The Greenough Farmers Club was bequest 80ha of land 120 years ago and can raise up to $70,000 a year for community groups in Walkaway.

But part of the land is needed by Main Roads for the Brand Highway realignment to fix the ageing Greenough River Bridge.

GFC spokesman Simon Smith said the group was offered $46,000 by Main Roads for 4ha and due to time constraints, compulsory acquisition action had been initiated by the State Government agency.

"We support the bridge going ahead but $46,000 isn't enough," he said. "It's the best bit of productive land we have, (it) can yield up to five tonnes a hectare of wheat and 2.5t/ha of canola."

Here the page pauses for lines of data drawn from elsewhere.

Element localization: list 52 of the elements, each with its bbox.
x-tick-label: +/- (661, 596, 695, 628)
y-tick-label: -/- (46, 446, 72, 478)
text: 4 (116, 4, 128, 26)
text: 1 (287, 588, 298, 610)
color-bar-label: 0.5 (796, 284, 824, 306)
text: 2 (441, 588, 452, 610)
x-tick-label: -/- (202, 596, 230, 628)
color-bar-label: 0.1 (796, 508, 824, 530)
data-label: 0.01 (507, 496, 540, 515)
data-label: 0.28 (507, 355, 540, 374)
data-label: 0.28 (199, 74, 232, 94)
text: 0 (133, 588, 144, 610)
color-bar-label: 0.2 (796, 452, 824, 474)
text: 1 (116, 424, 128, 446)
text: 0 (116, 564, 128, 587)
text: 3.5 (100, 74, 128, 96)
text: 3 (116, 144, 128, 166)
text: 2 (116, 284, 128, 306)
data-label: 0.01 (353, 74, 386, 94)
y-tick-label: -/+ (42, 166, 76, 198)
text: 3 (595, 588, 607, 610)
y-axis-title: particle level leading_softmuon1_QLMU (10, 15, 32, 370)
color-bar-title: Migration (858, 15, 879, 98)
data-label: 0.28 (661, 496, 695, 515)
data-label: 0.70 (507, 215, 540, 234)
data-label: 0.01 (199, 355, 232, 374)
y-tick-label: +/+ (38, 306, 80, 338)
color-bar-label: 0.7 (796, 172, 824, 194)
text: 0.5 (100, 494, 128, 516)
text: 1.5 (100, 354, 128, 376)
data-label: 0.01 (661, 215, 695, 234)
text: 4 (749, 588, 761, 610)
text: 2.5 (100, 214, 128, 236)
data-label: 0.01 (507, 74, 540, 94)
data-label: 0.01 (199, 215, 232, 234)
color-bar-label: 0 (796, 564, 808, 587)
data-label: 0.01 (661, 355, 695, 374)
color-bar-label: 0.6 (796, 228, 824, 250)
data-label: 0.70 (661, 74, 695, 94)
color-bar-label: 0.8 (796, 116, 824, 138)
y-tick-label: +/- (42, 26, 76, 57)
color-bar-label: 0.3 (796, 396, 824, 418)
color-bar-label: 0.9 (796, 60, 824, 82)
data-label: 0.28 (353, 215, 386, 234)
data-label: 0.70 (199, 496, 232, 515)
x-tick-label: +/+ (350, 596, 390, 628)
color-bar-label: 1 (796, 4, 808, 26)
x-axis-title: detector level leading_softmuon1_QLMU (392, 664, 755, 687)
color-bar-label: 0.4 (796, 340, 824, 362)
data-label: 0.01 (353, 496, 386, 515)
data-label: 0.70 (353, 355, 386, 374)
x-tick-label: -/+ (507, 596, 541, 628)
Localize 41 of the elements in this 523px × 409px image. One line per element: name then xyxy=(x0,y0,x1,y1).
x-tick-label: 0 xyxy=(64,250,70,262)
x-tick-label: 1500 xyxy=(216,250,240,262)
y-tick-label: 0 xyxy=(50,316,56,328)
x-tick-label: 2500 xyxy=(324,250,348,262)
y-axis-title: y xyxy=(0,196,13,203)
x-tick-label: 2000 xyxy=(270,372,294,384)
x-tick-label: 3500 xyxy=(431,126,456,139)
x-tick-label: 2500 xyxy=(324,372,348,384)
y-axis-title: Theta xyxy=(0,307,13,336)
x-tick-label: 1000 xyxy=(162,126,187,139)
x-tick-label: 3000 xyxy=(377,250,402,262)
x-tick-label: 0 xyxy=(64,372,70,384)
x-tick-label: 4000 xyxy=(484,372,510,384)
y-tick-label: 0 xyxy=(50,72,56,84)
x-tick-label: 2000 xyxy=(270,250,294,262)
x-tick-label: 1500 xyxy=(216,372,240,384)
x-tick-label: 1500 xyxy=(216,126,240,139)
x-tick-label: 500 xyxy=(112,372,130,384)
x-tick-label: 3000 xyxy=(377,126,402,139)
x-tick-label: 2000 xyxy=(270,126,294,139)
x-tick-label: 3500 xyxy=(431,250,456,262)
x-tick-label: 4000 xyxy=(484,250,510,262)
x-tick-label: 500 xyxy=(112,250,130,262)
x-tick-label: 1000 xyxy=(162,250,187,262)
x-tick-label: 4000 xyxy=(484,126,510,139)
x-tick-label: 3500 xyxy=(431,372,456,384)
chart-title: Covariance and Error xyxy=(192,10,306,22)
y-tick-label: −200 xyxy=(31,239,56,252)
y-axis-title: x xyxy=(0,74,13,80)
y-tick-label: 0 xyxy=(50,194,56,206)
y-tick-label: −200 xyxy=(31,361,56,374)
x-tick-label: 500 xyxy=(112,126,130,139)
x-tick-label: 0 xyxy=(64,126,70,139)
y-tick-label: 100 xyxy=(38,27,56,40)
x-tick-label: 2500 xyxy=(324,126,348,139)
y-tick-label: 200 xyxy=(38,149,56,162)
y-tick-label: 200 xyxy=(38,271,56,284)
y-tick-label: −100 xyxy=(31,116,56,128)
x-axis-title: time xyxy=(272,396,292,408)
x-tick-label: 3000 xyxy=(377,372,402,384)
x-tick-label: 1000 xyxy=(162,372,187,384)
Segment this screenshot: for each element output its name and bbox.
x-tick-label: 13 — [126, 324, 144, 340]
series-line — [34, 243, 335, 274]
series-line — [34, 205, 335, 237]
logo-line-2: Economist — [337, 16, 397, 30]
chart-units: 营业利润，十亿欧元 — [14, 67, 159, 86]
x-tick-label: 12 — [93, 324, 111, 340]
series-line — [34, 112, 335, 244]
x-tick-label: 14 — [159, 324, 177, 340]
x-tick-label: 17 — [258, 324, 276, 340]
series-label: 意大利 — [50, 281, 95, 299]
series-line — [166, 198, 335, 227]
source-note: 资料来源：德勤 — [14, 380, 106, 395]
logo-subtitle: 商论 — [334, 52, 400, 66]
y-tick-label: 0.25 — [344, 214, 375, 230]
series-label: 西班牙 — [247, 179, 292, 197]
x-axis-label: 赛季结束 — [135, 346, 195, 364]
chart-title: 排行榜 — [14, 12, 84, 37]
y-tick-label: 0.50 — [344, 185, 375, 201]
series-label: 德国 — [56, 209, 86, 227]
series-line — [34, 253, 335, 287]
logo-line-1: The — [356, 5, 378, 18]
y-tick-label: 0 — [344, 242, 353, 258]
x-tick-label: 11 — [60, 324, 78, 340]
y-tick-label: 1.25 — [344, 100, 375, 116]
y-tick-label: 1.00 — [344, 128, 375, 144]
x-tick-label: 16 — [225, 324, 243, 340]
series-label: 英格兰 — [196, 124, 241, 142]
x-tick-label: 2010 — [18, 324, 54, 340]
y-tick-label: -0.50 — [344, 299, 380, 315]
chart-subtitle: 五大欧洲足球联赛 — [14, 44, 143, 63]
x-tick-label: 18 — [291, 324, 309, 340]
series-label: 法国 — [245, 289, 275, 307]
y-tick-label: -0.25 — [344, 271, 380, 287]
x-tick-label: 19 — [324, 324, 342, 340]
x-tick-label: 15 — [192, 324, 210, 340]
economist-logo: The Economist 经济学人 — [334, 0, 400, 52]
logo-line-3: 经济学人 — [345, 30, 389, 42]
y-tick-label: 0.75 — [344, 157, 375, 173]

The group would like land compensation for the 4ha or a minimum of $100,000 to invest, with the interest given to community groups to cover lost production.

Mr Smith said community groups would lose about $3000 to $5000 a year in production and the land had helped many community groups to be self-sufficient.

Profits have been used to build and continually upgrade the recreation centre, construct tennis courts, build basketball courts, irrigate the polocrosse fields to national standards and install air-conditioning at the local school.

"We have a shop, a pub and a cross road. That's it. And we have some excellent facilities and basically it's all from this one little parcel of land."

But the group has become frustrated by the process when Main Roads recently reneged on an agreement to cover the cost of a land valuer, after quotes requested were deemed too high.

Primaries Geraldton Real Estate agent Max Correy has been selling land in the area for more than 30 years. He believes the land could sell from $200,000.

With work due to start in January and completed by mid-2014, Main Roads said it was negotiating compensation with the land owners and believed compulsory acquisition was necessary because of the project's urgency.

A spokeswoman said the agency was prepared to pay fair and reasonable compensation for the land in accordance with the provisions set out in the Land Administration Act 1997.

"In this regard Main Roads has arranged for independent valuations to facilitate offers of compensation," she said.

Main Roads is also prepared to meet reasonable costs for land owners to obtain their own valuations, but GFC quotes were considered excessive so other options were recommended to the agency.

"If (GFC) do not wish to proceed down the path suggested they can appoint a valuer of their own choice and include the valuation fee as part of their claim for compensation, which can then be dealt with as part of the negotiation process," the spokeswoman said.